Deep Learning-based Model for Breast Implant Classification in Ultrasonography: A Multi-Institutional Model Development and Validation Study.
Authors
Affiliations (3)
Affiliations (3)
- Department of Biomedical Engineering, Seoul National University College of Medicine, Seoul, Republic of Korea.
- Department of Transdisciplinary Medicine, Seoul National University Hospital, Seoul, Republic of Korea.

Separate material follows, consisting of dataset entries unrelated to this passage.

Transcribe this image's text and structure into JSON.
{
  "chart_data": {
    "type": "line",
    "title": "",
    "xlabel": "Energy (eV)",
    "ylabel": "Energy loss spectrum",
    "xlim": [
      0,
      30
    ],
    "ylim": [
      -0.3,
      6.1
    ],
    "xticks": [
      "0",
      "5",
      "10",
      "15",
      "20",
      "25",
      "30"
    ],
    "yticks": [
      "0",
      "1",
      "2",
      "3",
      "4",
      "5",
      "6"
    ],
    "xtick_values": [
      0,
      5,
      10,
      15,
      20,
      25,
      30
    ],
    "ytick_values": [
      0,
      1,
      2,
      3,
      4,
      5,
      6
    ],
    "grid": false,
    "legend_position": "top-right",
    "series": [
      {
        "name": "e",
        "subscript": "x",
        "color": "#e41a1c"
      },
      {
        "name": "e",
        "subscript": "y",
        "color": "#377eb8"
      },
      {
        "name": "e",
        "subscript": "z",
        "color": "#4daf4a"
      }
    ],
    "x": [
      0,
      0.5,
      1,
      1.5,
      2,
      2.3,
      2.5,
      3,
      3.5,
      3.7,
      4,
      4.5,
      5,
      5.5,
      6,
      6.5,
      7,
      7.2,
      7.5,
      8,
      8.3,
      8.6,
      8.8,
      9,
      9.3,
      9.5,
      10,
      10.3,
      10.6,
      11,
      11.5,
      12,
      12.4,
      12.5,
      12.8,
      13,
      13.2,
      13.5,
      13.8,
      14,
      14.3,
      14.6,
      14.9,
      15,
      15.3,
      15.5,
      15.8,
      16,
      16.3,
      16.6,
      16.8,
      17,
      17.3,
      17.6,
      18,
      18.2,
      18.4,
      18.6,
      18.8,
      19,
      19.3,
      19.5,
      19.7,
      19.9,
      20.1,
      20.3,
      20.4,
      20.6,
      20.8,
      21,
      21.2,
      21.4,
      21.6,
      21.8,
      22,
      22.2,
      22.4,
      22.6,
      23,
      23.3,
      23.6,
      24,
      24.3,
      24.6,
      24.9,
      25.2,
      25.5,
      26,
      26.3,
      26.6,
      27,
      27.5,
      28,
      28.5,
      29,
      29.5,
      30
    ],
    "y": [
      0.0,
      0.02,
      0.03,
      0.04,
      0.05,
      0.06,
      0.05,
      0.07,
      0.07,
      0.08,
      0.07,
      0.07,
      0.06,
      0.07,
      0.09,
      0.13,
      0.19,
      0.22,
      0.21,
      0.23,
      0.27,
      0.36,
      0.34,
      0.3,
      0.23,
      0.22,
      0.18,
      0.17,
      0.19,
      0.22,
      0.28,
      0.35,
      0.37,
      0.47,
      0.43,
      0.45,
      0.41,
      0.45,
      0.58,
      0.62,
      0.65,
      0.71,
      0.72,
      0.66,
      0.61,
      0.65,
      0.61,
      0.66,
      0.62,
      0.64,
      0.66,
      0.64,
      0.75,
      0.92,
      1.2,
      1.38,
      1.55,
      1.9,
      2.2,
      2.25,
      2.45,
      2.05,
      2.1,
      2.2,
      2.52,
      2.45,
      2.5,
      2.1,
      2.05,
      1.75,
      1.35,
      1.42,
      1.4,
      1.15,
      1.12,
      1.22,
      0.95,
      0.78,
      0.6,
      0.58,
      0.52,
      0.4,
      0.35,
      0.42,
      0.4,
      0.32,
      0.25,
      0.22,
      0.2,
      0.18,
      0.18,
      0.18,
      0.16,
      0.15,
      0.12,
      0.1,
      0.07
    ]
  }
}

- Department of Plastic and Reconstructive Surgery, Seoul National University Hospital, Seoul National University College of Medicine, Seoul, Republic of Korea.
Abstract
The increasing prevalence of implant-based breast surgeries highlights a critical gap in patient knowledge regarding implant information, exacerbated by inadequate record-keeping and emerging safety concerns. This study addresses the need for reliable implant identification methods by developing a deep learning model capable of classifying breast implants using ultrasound images. Retrospective data of 28,712 breast ultrasound PNG files from 4,136 breast implants in 2,580 patients obtained from multiple institutions were utilized to train and validate this model. Our findings demonstrate that the deep learning model achieved high diagnostic accuracy, with a balanced accuracy of 0.893 for manufacturer classification and 0.971 for implant texture classification in external test datasets. The model's performance was enhanced by employing Grad-CAM for interpretability. By automating the identification process, this tool alleviates the reliance on specialized training among plastic surgeons regarding breast ultrasound, streamlining patient care. Despite limitations, the model shows promise for improving clinical workflows and patient outcomes.